We were at the lunch table having a discussion. My kids were having none of it on my proposal to make a calendar for their daily lives. “Calendar doesn’t work”, my daughter shrieked. “I don’t like to follow a calendar”.
While I have been a stickler of rules, making notes, and writing down bullet points and lists to get things done, I know that’s not how all people work including my son, who doesn’t have the time to go through the process of making a calendar or writing down lists.
I understood what my next generation was thinking but couldn’t reconcile to the fact that we will need a plan and a set of guiding principles, or set of goals, plans to work with without being bounded by having to do a certain thing at a certain time.
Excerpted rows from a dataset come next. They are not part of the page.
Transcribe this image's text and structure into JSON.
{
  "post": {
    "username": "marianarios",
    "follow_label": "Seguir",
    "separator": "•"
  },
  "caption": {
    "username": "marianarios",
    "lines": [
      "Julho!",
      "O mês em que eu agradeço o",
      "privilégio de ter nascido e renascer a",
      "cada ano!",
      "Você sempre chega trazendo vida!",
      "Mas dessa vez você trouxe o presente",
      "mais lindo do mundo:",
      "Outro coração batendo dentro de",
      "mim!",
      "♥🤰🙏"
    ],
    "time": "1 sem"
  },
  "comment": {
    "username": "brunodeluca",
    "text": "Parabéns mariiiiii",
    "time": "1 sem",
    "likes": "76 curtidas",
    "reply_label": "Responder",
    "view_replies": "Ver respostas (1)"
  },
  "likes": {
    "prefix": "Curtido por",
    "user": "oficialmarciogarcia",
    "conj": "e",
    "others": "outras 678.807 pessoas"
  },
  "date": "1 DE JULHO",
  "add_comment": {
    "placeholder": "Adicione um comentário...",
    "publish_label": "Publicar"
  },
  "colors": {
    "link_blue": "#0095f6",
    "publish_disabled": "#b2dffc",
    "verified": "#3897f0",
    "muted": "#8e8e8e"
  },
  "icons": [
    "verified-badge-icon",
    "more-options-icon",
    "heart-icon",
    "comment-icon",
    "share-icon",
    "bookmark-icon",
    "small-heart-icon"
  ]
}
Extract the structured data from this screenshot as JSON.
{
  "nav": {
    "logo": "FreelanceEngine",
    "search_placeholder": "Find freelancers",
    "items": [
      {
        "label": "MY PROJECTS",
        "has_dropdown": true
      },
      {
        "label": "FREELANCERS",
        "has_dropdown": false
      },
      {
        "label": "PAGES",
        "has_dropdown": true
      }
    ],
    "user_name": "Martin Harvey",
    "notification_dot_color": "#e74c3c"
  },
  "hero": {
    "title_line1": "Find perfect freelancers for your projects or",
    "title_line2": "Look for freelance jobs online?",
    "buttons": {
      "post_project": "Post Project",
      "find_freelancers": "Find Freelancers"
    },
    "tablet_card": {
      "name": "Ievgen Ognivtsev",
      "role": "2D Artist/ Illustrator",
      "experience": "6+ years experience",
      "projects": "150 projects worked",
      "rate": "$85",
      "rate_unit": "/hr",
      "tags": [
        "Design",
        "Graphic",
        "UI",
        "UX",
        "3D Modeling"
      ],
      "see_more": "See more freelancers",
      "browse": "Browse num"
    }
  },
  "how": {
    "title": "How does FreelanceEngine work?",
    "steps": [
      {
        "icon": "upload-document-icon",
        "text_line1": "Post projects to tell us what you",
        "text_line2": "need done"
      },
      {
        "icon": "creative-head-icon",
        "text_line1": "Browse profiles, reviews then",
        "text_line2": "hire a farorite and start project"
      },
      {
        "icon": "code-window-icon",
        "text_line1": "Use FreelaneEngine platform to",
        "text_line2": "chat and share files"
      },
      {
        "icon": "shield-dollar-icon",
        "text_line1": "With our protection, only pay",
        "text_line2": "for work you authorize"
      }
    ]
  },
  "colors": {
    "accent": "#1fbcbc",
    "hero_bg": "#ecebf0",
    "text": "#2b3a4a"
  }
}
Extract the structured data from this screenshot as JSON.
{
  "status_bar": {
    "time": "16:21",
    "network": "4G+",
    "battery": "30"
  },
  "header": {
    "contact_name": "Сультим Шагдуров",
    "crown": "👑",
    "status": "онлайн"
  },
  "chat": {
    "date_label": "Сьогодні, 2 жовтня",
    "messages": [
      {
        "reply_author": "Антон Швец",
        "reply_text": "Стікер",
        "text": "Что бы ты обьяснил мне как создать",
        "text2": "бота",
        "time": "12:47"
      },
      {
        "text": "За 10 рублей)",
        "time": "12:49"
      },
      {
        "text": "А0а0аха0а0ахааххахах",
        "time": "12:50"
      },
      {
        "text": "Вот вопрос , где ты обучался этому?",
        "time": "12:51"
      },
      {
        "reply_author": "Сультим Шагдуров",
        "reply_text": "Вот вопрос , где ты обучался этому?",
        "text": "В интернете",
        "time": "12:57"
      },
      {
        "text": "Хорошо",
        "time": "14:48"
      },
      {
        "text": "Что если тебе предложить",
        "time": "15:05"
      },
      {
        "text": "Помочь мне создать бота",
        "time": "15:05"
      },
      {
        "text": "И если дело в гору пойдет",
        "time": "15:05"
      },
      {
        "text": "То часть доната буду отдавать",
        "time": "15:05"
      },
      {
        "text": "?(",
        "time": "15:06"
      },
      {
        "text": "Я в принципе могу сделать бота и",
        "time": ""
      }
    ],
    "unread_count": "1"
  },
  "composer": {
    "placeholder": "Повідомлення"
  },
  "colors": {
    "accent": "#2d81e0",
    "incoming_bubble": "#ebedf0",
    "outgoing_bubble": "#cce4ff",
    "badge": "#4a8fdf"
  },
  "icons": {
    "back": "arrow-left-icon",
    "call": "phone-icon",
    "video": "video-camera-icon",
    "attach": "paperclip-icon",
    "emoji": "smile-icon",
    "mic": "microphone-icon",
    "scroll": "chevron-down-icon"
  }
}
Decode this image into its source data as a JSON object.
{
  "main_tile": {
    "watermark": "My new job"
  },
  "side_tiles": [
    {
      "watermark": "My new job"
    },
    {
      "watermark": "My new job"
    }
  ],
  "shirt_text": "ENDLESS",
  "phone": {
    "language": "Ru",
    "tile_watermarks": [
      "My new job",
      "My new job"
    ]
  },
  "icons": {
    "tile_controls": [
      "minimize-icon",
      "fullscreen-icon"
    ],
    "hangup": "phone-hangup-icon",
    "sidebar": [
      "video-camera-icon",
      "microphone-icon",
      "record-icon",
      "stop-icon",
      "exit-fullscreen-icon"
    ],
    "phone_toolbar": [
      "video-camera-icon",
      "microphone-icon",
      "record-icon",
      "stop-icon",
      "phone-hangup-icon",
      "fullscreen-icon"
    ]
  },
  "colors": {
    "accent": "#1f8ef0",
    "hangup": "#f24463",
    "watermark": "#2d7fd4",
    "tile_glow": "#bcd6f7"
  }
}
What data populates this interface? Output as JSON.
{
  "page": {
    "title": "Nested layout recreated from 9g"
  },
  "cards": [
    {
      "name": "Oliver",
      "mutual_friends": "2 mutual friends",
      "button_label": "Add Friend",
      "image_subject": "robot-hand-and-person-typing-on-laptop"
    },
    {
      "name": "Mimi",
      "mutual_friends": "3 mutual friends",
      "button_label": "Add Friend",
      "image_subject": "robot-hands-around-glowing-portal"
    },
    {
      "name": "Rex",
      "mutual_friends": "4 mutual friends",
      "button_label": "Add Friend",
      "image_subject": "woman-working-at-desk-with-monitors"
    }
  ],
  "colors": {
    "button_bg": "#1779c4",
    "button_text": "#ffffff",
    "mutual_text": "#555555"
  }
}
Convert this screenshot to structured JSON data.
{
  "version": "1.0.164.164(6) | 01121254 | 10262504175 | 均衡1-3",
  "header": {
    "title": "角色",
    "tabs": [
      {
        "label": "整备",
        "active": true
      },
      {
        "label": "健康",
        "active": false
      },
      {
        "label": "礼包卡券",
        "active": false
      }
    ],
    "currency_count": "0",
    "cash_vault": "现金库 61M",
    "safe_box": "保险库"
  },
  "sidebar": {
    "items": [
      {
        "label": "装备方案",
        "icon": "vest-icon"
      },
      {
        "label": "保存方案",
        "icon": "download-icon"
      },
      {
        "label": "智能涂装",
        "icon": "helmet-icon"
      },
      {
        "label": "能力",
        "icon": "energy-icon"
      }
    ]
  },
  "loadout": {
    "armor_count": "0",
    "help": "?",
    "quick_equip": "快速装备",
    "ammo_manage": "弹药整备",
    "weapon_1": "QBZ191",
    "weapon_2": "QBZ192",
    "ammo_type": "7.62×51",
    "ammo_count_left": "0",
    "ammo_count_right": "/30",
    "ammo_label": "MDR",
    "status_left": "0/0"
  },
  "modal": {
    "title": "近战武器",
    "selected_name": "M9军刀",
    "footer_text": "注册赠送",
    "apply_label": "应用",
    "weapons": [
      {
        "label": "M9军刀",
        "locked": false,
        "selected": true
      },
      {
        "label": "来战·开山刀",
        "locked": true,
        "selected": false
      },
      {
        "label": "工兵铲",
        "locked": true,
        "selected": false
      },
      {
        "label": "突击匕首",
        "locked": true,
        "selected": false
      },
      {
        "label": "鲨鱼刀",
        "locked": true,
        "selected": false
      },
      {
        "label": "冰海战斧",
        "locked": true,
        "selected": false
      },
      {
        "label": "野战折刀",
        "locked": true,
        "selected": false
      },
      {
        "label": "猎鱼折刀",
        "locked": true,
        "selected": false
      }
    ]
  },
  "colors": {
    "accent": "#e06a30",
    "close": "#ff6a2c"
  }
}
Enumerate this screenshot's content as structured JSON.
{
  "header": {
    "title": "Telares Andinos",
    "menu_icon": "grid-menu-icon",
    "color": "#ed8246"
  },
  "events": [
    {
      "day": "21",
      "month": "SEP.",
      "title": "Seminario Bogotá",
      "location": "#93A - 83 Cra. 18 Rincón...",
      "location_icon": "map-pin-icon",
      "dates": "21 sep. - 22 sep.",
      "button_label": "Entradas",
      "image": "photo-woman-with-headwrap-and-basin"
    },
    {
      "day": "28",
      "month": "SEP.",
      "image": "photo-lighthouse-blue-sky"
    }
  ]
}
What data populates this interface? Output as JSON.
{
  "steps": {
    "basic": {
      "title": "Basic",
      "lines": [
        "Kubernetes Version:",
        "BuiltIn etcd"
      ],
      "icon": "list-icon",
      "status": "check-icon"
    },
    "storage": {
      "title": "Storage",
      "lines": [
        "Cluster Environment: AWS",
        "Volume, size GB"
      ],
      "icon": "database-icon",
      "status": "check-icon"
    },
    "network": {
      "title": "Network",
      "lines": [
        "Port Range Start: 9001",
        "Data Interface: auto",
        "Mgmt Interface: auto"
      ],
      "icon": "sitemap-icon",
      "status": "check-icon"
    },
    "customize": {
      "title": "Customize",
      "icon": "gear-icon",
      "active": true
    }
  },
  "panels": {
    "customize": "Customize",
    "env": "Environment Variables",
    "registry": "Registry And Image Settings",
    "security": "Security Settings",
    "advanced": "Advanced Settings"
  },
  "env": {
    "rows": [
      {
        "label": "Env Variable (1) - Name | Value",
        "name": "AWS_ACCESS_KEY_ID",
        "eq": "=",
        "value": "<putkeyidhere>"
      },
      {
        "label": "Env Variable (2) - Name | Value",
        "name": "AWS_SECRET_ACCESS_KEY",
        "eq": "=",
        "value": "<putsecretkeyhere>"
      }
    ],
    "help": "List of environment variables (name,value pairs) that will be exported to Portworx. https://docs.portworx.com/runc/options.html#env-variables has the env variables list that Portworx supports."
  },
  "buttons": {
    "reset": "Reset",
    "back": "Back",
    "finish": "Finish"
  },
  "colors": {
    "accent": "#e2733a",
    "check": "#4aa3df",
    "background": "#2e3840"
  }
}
Having failed to convince the notion of having a calendar drive their daily life, I had to talk through the idea of having buckets of time and a plan around it. An example of it, being deciding upon areas to focus on, say for my daughter – 1. Dance 2. Tennis 3. Reading 4. Writing and the like. And for my son, 1. Writing, 2. Cricket (he hates dance), 3. Reading, 4. Learning etc.
You must be thinking what was I talking about; what am I talking about? It essentially stems from the principle of starting early, failing early. When I grew up, I didn’t have an inkling of what I wanted to do in life. Studying for school, playing around and having fun with friends is all I did. We didn’t have internet and options that have been created since to start early; fail early.
I earned my first income of Rs 100 having come first in All India USO GK Test when I was in Senior school and got my first job when I was 24, leaving for an MBA soon not having started again till i was 26.
When I look at myself, I started late; didn’t have the opportunity to fail. And you start late; don’t experiment when the time to try comes, you can’t fail as there are other pressures that come in with keeping a family going and earning for your living.